Monday, September 12, 2011

Spiced Apple Cranberry Bread Pudding

A warm and flavorful delight on those chilly autumn days. I know the photo is horrid and i will try to get a better on e.Spiced Apple Cranberry Bread Pudding
1 loaf Natures Pride Healthy Multigrain Bread
5 tablespoons unsalted butter
2 large Granny Smith apples—peeled, cored and cut into 1/2-inch pieces
1 cup brown sugar, plus a couple tablespoons for sprinkling on top
1 teaspoon cinnamon
1 teaspoon nutmeg
1/2 teaspoon allspice
1/2 cup apple cider
1 cup dried cranberries
5 large eggs, beaten
3 1/2 cups milk
1 teaspoon vanilla
Preheat the oven to 350°. Spread the bread on a large rimmed baking sheet and toast for about 15 minutes, stirring once or twice, until lightly golden and dry.
Heat the apple cider and cranberries in microwave for approx 2 min, for the cranberries to absorb some of the liquid.
Meanwhile, in a large skillet, melt the butter; reserve 3 tablespoons of the melted butter in a small bowl. Add the apples and 1/4 cup of the brown sugar to the skillet and cook over moderate heat, stirring occasionally, until the apples are golden and softened, about 15 minutes.
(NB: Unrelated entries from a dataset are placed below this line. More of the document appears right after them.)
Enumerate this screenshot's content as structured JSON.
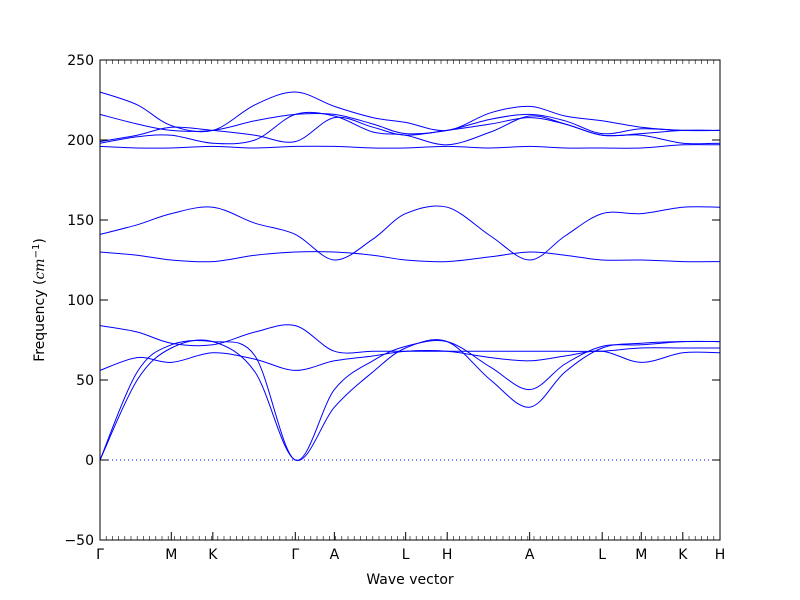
{
  "chart_data": {
    "type": "line",
    "xlabel": "Wave vector",
    "ylabel_text": "Frequency (",
    "ylabel_unit": "cm",
    "ylabel_exp": "−1",
    "ylabel_close": ")",
    "ylim": [
      -50,
      250
    ],
    "yticks": [
      -50,
      0,
      50,
      100,
      150,
      200,
      250
    ],
    "ytick_labels": [
      "−50",
      "0",
      "50",
      "100",
      "150",
      "200",
      "250"
    ],
    "high_symmetry_points": [
      {
        "label": "Γ",
        "x": 0.0
      },
      {
        "label": "M",
        "x": 0.115
      },
      {
        "label": "K",
        "x": 0.182
      },
      {
        "label": "Γ",
        "x": 0.315
      },
      {
        "label": "A",
        "x": 0.378
      },
      {
        "label": "L",
        "x": 0.493
      },
      {
        "label": "H",
        "x": 0.56
      },
      {
        "label": "A",
        "x": 0.693
      },
      {
        "label": "L",
        "x": 0.81
      },
      {
        "label": "M",
        "x": 0.873
      },
      {
        "label": "K",
        "x": 0.94
      },
      {
        "label": "H",
        "x": 1.0
      }
    ],
    "zero_line": {
      "y": 0,
      "style": "dotted"
    },
    "grid": false,
    "legend": "none",
    "line_color": "#0000ff",
    "series": [
      {
        "x": [
          0,
          0.06,
          0.115,
          0.182,
          0.25,
          0.315,
          0.378,
          0.44,
          0.493,
          0.56,
          0.63,
          0.693,
          0.75,
          0.81,
          0.873,
          0.94,
          1.0
        ],
        "values": [
          0,
          50,
          70,
          74,
          55,
          0,
          33,
          55,
          70,
          74,
          50,
          33,
          55,
          70,
          73,
          74,
          74
        ]
      },
      {
        "x": [
          0,
          0.06,
          0.115,
          0.182,
          0.25,
          0.315,
          0.378,
          0.44,
          0.493,
          0.56,
          0.63,
          0.693,
          0.75,
          0.81,
          0.873,
          0.94,
          1.0
        ],
        "values": [
          0,
          55,
          72,
          74,
          65,
          0,
          44,
          62,
          71,
          74,
          58,
          44,
          60,
          71,
          72,
          74,
          74
        ]
      },
      {
        "x": [
          0,
          0.06,
          0.115,
          0.182,
          0.25,
          0.315,
          0.378,
          0.44,
          0.493,
          0.56,
          0.63,
          0.693,
          0.75,
          0.81,
          0.873,
          0.94,
          1.0
        ],
        "values": [
          56,
          64,
          61,
          67,
          63,
          56,
          62,
          65,
          68,
          68,
          64,
          62,
          65,
          68,
          61,
          67,
          67
        ]
      },
      {
        "x": [
          0,
          0.06,
          0.115,
          0.182,
          0.25,
          0.315,
          0.378,
          0.44,
          0.493,
          0.56,
          0.63,
          0.693,
          0.75,
          0.81,
          0.873,
          0.94,
          1.0
        ],
        "values": [
          84,
          80,
          73,
          72,
          80,
          84,
          68,
          68,
          68,
          68,
          68,
          68,
          68,
          68,
          70,
          70,
          70
        ]
      },
      {
        "x": [
          0,
          0.06,
          0.115,
          0.182,
          0.25,
          0.315,
          0.378,
          0.44,
          0.493,
          0.56,
          0.63,
          0.693,
          0.75,
          0.81,
          0.873,
          0.94,
          1.0
        ],
        "values": [
          130,
          128,
          125,
          124,
          128,
          130,
          130,
          128,
          125,
          124,
          127,
          130,
          128,
          125,
          125,
          124,
          124
        ]
      },
      {
        "x": [
          0,
          0.06,
          0.115,
          0.182,
          0.25,
          0.315,
          0.378,
          0.44,
          0.493,
          0.56,
          0.63,
          0.693,
          0.75,
          0.81,
          0.873,
          0.94,
          1.0
        ],
        "values": [
          141,
          147,
          154,
          158,
          148,
          141,
          125,
          138,
          154,
          158,
          140,
          125,
          140,
          154,
          154,
          158,
          158
        ]
      },
      {
        "x": [
          0,
          0.06,
          0.115,
          0.182,
          0.25,
          0.315,
          0.378,
          0.44,
          0.493,
          0.56,
          0.63,
          0.693,
          0.75,
          0.81,
          0.873,
          0.94,
          1.0
        ],
        "values": [
          196,
          195,
          195,
          196,
          195,
          196,
          196,
          195,
          195,
          196,
          195,
          196,
          195,
          195,
          195,
          197,
          197
        ]
      },
      {
        "x": [
          0,
          0.06,
          0.115,
          0.182,
          0.25,
          0.315,
          0.378,
          0.44,
          0.493,
          0.56,
          0.63,
          0.693,
          0.75,
          0.81,
          0.873,
          0.94,
          1.0
        ],
        "values": [
          198,
          202,
          203,
          198,
          200,
          216,
          215,
          205,
          203,
          197,
          205,
          215,
          210,
          203,
          203,
          198,
          198
        ]
      },
      {
        "x": [
          0,
          0.06,
          0.115,
          0.182,
          0.25,
          0.315,
          0.378,
          0.44,
          0.493,
          0.56,
          0.63,
          0.693,
          0.75,
          0.81,
          0.873,
          0.94,
          1.0
        ],
        "values": [
          216,
          210,
          206,
          206,
          212,
          216,
          216,
          210,
          204,
          206,
          213,
          216,
          212,
          204,
          207,
          206,
          206
        ]
      },
      {
        "x": [
          0,
          0.06,
          0.115,
          0.182,
          0.25,
          0.315,
          0.378,
          0.44,
          0.493,
          0.56,
          0.63,
          0.693,
          0.75,
          0.81,
          0.873,
          0.94,
          1.0
        ],
        "values": [
          230,
          222,
          209,
          206,
          222,
          230,
          221,
          214,
          211,
          206,
          217,
          221,
          215,
          212,
          208,
          206,
          206
        ]
      },
      {
        "x": [
          0,
          0.06,
          0.115,
          0.182,
          0.25,
          0.315,
          0.378,
          0.44,
          0.493,
          0.56,
          0.63,
          0.693,
          0.75,
          0.81,
          0.873,
          0.94,
          1.0
        ],
        "values": [
          199,
          203,
          208,
          206,
          203,
          199,
          214,
          208,
          203,
          206,
          210,
          214,
          210,
          203,
          204,
          206,
          206
        ]
      }
    ]
  }
}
Stir in the cinnamon. Remove from the heat and add the cider. Return the skillet to the heat and cook until the sauce is syrupy, about 1 minute.
In a large bowl, whisk the eggs with the milk and the remaining 3/4 cup of brown sugar. Add the vanillainto the custard (. Add the brioche and apples and toss until evenly coated. Let stand for 5 minutes to allow the bread to absorb the custard.
Brush an 9-by-13-inch baking dish with 1 tablespoon of the reserved melted butter. Add the bread pudding and drizzle the remaining 2 tablespoons of melted butter on top. Sprinkle with brown sugar. Bake for about 50 minutes, until the custard is set and the top is golden. Let the bread pudding cool slightly and serve.